Nicht betroffen sind nichterwerbstätige Eheleute, sofern der andere Ehepartner bei der AHV als Erwerbstätiger gilt und dieser mindestens den doppelten Mindestbeitrag (2 x CHF 478 = CHF 956) pro Jahr entrichtet (Art. 3 Abs. 3 AHVG). Wichtig: Diese Regelung gilt auch für das Kalenderjahr, in welchem eine Ehe geschlossen oder geschieden wird.

Die Thematik der AHV-Beitragspflicht als Nichterwerbstätige beschäftigte in der Vergangenheit auch das Bundesgericht. Nachfolgend stellen wir zwei spannende Urteile kurz und vereinfacht dar.

Beilage: Urteil des Bundesgerichts vom 22. Mai 2017

Beilage: Urteil des Bundesgerichts vom 6. Februar 2007

 

Bemessungsgrundlage der AHV-Beiträge als Nichterwerbstätige (sog.

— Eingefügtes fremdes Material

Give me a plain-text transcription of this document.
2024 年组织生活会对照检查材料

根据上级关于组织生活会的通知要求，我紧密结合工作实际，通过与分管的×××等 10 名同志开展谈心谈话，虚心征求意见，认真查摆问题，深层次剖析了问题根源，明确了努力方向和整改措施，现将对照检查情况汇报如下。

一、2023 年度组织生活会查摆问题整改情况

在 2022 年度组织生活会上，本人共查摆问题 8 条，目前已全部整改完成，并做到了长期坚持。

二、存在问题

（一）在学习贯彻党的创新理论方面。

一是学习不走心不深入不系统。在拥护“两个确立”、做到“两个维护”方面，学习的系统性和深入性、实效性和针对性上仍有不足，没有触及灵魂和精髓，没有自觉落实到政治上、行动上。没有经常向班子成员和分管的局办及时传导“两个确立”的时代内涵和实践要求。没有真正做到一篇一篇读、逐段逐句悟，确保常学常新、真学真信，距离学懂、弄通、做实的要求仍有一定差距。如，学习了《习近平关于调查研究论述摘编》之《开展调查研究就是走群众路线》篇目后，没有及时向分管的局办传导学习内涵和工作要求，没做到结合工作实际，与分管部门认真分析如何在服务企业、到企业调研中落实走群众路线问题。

NE-Beitrag der AHV)

Die Berechnung der NE-Beiträge gemäss Art. 28 AHVV basiert auf dem:

  • Vermögen per 31.12. des Beitragsjahres und dem
  • zwanzigfachen Renteneinkommen (ohne IV-Renten der IV).

Das massgebende Vermögen und das Renteneinkommen bilden zusammen die Bemessungsgrundlage des NE-Beitrags der AHV. In jedem Falle wird im Rahmen der Festsetzung der NE-Beiträge die Veranlagung der kantonalen Steuerbehörde berücksichtigt (Art. 29 Abs. 3 und 4 AHVV). Diesbezüglich gilt es zu beachten, dass Liegenschaften wie auch das im Betrieb investierte Eigenkapital durch die Steuerbehörde mit dem interkantonalen Repartitionswert angepasst und an die AHV-Ausgleichskasse gemeldet werden. Damit wird das steuerbare Vermögen aufgewertet und auf national vergleichbares Niveau gebracht.

Bei Verheirateten bemessen sich die Beiträge für jeden Ehegatten, ungeachtet des Güterstands, auf der Hälfte des ehelichen Vermögens und Renteneinkommens.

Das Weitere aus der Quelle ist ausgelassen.